Aber ist eine solche Entwicklung realistisch? Gibt es bereits konkrete Ansätze, die funktionieren? Darüber hinaus: Sind technische Systeme ohne staatliche Kontrollinstanzen überhaupt wünschenswert? Mit solchen Fragen haben wir uns drei Blockchain-Initiativen im Umfeld der GLS Bank genauer angeschaut und stellen sie der Diskussion.

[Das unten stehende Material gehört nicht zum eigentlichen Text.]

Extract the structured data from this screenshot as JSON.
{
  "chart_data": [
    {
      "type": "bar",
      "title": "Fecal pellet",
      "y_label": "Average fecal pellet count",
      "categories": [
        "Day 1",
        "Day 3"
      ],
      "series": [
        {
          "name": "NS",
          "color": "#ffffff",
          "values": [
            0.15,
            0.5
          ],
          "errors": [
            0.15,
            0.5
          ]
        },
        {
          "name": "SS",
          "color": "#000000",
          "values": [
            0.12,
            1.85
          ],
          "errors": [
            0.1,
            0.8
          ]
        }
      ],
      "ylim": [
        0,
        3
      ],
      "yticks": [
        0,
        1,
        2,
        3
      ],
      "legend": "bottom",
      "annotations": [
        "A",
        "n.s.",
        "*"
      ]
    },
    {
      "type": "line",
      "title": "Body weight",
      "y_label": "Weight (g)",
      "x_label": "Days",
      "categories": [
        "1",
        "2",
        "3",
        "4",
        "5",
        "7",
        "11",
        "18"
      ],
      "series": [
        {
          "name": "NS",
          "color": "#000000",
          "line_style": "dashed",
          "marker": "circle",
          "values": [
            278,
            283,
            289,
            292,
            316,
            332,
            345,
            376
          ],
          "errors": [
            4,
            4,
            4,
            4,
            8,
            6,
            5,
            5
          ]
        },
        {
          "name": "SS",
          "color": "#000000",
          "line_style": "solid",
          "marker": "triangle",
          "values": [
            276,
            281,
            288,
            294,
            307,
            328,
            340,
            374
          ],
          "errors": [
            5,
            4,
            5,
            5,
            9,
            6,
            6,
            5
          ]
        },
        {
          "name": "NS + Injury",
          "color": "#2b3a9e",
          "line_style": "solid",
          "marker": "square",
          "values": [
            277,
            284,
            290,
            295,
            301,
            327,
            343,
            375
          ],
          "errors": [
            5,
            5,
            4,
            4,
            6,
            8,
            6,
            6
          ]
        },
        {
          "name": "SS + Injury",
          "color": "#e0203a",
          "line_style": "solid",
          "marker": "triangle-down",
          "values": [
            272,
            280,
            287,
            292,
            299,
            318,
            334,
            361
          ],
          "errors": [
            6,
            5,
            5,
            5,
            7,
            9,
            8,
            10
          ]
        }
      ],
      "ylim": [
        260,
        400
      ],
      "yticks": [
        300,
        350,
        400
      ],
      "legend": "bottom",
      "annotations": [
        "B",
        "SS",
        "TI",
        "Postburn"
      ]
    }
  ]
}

JOLOCOM – Eigentümer*in der eigenen Daten werden
„Viele der großen Konzerne sind sammelwütig“, sagt Kai Wagner von Jolocom über die Verbreitung und Nutzung unserer persönlichen Daten im Internet. Er und seine Mitstreiter*innen haben sich zum Ziel gesetzt, dass die Nutzer*innen die Hoheit über ihre Daten zurückgewinnen und sie nicht in den Händen solcher Konzerne belassen. „Wir bauen per Blockchain eine Art Telefonbuch. Wenn ein Unternehmen persönliche Daten von dir haben will, dann kann es über das Telefonbuch bei dir anklopfen und dich fragen. Du entscheidest dann, ob du mit ihm sprechen willst und welche deiner Daten du preisgibst“, erklärt er weiter. Gespeichert sind die Informationen in einem sogenannten SmartWallet, also einem virtuellen Geldbeutel auf dem Smartphone. Wir als Eigentümer*innen dieser Daten entscheiden, was wir in diesem Geldbeutel hinterlegen und für wen wir ihn wie weit öffnen. Noch steckt das Konzept in der Forschungsund Entwicklungsphase. „Damit es sich durchsetzt, muss es für alle Beteiligten einfach anwendbar sein.“ Das soll durch den Einsatz von Open Source, also frei zugänglichen und kostenlosen Programmen, erreicht werden. Zudem setzt Jolocom auf offene Standards, die überall im Internet verstanden werden. So können alle Beteiligten einfach auf den Zug aufspringen. „Damit sich diese Standards in Zukunft durchsetzen, müssen wir gut vernetzt sein. Wir engagieren uns zum Beispiel im Blockchain Bundesverband.“ Die Blockchain könnte dann in Zukunft eine Basis für unsere digitalen Bürgerrechte bilden.
jolocom.io
Testumgebung zum Ausprobieren
avalon.jolocom.com
StromDAO – Gemeinsam in erneuerbare Energien investieren
Nicht alle haben ein Dach, um eine Solaranlage zu installieren. Doch der Traum, sich selbst mit Strom aus erneuerbaren Energiequellen zu versorgen, ist dank dem GLS Bank Kunden StromDAO jetzt für alle realisierbar. Thorsten Zoerner, einer der Gründer von StromDAO, erklärt: „Unser Produkt Corrently ist bereits auf dem Markt. Alle, die Strom konsumieren, können damit zugleich Anteile an regenerativen Energieanlagen erwerben.“ Das funktioniert folgendermaßen: Für jede Kilowattstunde Strom, die Sie als Kund*in bei Corrently verbrauchen, gibt es einen Bonuspunkt. Für die Punkte erhalten Sie dann Eigentumsanteile zum Beispiel an einer kleinen Windanlage im benachbarten Dorf. Dieser allmähliche und kleinteilige Eigentumsübergang funktioniert dank Blockchain-Technologie schnell und einfach. „Sie können jederzeit online einsehen, wie viel Ihnen von der Anlage gehört. So beziehen Sie Strom von einer Anlage, an der Sie schrittweise Eigentümer werden“, schwärmt Zoerner. Der sonst intransparente und schwerfällige Strommarkt, in dem Großkonzerne das Tempo für den Ausbau von erneuerbaren Energien mitbestimmen, wird im Kleinen verändert. Die Anwendungsgebiete im Bereich Strom sind vielfältig. Auch der Energiebedarf für Elektromobilität könnte so gesteuert werden. Vor allem kleine Stadtwerke seien daran interessiert, auch um sich von der großen Konkurrenz abzuheben. Vielleicht schaffen wir den Ausstieg aus dem Kohlestrom damit schneller, als die Konzerne das vorgeben wollen.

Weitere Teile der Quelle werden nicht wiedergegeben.